DT: No, no, that's fine. It's good to know. No really. I'm a fan (laughs)
HM: So the Police were one of your biggest influences?
DT: Yeah, The Police. They were three and they had rhythms and melodies and everything. It was magic and they were just three. I like that. When I came to Europe I discovered Jazz music and for the first time I played with professionals, with people who play music because they are professional musicians not because they are just playing music. That was really important for me because at that point everything has changed because I was doing that seriously.
HM: Did you suddenly realise that it could be done in that way?
DT: I always realised I could do music this way I just was waiting......waiting....
HM: To meet the right people?
DT: (laughs) to meet the right people. (laughs) Yeah and that happened there.

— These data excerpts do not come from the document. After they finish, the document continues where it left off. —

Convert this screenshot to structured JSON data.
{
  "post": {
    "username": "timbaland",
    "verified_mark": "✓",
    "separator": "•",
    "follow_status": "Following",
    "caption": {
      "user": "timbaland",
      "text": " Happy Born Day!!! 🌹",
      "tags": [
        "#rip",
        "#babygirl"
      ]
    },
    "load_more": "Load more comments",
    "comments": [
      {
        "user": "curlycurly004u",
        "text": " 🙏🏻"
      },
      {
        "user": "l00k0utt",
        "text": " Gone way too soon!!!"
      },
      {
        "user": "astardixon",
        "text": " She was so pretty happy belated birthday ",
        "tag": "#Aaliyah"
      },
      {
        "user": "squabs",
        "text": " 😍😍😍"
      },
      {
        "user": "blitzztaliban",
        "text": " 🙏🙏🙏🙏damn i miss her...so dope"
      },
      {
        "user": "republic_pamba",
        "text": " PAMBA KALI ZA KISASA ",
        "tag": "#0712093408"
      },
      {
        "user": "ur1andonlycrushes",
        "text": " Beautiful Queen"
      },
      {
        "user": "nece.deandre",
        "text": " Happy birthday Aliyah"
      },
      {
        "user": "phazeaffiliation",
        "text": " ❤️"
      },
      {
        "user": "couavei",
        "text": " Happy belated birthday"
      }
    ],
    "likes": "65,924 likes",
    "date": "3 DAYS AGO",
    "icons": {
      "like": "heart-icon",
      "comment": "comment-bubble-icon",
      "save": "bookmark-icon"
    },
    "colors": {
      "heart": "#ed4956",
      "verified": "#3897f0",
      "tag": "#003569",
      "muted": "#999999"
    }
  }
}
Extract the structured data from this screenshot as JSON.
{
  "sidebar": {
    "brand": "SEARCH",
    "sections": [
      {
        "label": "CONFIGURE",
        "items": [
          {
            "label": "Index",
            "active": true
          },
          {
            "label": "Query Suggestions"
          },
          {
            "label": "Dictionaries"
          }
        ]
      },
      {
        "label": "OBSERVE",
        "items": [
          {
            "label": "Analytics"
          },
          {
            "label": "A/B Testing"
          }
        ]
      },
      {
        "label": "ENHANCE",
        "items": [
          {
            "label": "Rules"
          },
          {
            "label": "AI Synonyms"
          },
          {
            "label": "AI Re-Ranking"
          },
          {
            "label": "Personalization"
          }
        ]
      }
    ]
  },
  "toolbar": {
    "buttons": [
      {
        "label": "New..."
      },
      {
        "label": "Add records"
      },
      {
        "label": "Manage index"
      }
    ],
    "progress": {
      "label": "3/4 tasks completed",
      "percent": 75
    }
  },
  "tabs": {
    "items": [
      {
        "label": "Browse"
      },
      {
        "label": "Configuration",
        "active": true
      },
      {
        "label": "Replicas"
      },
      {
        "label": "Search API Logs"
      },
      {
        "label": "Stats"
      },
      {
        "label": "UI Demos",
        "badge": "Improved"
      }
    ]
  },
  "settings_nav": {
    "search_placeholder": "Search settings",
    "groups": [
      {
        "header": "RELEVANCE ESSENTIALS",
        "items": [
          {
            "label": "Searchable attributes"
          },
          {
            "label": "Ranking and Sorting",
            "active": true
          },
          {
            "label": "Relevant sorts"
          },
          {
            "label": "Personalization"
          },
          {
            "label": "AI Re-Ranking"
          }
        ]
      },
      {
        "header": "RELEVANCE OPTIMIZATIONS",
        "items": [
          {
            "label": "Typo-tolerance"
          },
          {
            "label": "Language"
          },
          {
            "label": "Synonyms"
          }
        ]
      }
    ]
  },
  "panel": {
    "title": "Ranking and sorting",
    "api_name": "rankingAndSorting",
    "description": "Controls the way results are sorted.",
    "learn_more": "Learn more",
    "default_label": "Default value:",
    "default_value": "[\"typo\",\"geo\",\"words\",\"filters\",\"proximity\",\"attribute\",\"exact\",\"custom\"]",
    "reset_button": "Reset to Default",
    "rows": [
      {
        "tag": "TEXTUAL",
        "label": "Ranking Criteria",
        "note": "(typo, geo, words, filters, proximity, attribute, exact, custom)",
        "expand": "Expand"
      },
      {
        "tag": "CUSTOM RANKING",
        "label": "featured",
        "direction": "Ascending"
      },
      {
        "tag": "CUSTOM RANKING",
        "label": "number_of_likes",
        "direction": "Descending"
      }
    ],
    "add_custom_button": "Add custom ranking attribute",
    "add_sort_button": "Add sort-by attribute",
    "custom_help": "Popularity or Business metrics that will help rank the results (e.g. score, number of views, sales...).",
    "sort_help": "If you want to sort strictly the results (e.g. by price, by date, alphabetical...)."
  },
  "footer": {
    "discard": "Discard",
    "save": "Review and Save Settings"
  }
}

HM: Is there a big music scene in Paris? I love Paris as a city but I wasn't aware of a big music presence.
DT: Yeah. I think once there was a meeting of different cultures from everywhere, but now, French people are so closed. They closed the door with the European Union. I'll never understand something. I was talking about this with a friend of mine and we never understand - Africa - why English people and French people and other European people when they need African people to help them - against the Nazis - everything was open for us. These people came to fight for the liberty. So they fight and a lot of them died here. So.....but today you hear people refuse these people and that makes me really really sad and really angry because I just don't understand. So that's why today I think everything is (makes sound like closing door) closed and music is really...doesn't exist anymore in Paris to me. Everything is against multi-cultural things. I don't know if it's the same in England or USA....I just feel that as a musician I'm on my way. I don't think I'm African or European. I just try....
HM: You are what you are?
DT: Yeah. It's normal that I work everywhere and go everywhere. It's normal. That's the world. The world belongs to everybody. The ground belongs to everybody I think. Nobody can say that that ground is for me, because when you die you leave the ground here. They put you underground so you belong to the ground really. Now Paris has changed so I go where the music is. I think I can find it here in England and in Africa of course. I think it's really important to move sometimes. My father was a singer in a band. At that moment I can say that Paris was really the centre of that music but today it is different. Most of the music in Paris is French now. It's not really easy to explain.
HM: I certainly think the French are possessive of their language.
DT: Oh yes. Of course.
HM: They like us to have a go at speaking their language.
DT: Yeah and when they speak English they speak they speak it without making any energy to to do it. (laughs) I think they are really proud to speak French - that's really nice but I think we can be proud of our culture and still be open.